“Legislating in the Shadows”

Chris Walker has posted this draft on SSRN (forthcoming Penn L Rev).  Here is the abstract:

Federal agencies are deeply involved in legislative drafting — both in the forefront by drafting the substantive legislation the Administration desires to submit to Congress and in the shadows by providing confidential “technical drafting assistance” on legislation that originates from congressional staffers. This technical drafting assistance helps Congress avoid considering legislation that would unnecessarily disrupt the current statutory scheme by leveraging agency expertise on the subject matter. But it also allows the agency to play an active yet opaque role in drafting legislation from the very early stages. In fact, the empirical findings presented in this Article, based on extensive interviews and surveys at some twenty federal agencies, suggest that agencies provide technical drafting assistance on the vast majority of proposed legislation that directly affects them and on nearly all such legislation that gets enacted.

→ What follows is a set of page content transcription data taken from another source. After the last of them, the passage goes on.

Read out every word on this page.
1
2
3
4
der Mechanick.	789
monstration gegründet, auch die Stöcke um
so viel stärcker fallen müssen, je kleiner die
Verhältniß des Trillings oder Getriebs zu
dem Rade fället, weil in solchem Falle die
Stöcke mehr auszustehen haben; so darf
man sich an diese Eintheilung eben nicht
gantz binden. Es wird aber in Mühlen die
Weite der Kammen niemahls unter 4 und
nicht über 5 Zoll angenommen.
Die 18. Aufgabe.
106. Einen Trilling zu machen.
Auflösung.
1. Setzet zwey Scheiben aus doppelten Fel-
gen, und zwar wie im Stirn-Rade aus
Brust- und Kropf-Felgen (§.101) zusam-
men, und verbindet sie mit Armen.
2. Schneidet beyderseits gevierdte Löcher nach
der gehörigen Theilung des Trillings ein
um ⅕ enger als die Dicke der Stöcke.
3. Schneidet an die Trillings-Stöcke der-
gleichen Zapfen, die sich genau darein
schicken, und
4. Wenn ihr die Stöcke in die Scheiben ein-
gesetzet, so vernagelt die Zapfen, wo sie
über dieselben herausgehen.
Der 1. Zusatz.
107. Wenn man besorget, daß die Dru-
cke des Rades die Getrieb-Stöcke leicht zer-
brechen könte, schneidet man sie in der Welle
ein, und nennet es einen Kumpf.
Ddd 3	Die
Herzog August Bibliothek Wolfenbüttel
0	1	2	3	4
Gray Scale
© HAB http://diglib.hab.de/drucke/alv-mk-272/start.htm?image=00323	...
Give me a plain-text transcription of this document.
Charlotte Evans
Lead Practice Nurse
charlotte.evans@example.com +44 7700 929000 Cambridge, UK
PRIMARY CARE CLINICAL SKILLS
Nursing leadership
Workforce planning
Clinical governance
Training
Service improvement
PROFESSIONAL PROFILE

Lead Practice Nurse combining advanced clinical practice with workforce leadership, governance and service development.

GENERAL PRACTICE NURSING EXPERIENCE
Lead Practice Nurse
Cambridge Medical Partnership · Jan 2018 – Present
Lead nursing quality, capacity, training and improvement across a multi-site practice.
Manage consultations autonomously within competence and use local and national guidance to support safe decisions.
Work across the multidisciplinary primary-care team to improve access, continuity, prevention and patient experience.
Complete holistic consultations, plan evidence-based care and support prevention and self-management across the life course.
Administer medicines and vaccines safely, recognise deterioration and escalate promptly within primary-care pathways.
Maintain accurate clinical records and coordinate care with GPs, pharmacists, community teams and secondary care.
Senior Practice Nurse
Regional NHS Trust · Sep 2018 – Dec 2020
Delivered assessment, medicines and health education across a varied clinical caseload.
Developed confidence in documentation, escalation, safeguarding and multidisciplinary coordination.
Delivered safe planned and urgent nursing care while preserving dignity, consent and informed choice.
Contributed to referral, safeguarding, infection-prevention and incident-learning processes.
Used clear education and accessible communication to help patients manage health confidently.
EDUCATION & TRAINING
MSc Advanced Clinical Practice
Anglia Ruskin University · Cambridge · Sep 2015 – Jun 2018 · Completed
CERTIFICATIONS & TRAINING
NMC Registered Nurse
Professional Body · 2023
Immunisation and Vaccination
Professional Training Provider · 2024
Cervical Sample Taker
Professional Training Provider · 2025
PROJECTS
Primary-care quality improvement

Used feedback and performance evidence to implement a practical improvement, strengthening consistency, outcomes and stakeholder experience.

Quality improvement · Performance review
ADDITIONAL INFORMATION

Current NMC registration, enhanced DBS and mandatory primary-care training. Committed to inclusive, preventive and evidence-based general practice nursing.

The under explored yet widespread practice of legislating in the shadows has important implications for administrative law theory and doctrine and the conventional principal–agency bureaucratic model. On the one hand, this phenomenon perhaps supports the growing scholarly call that agencies should be allowed to engage in more purposivist interpretation (than their judicial counterparts) because of their expertise in legislative history and purpose and their role in statutory drafting. On the other, the phenomenon may cast some doubt on the foundations for judicial deference to agency statutory interpretations, in that agencies are intimately involved in drafting the legislation that ultimately delegates to the agencies the authority to interpret that legislation. In other words, many of the agency self-delegation criticisms raised against Auer deference could apply with some force to agency statutory interpretation and Chevron deference as well. Or we should at least be considering more closely the administrative state’s role in drafting legislation — especially drafting legislation in the shadows — when considering to what degree courts should defer to agency statutory interpretations. Such reconsideration is particularly warranted in light of the transparency concerns implicated by agency legislating in the shadows.

This looks like it will be a very important paper.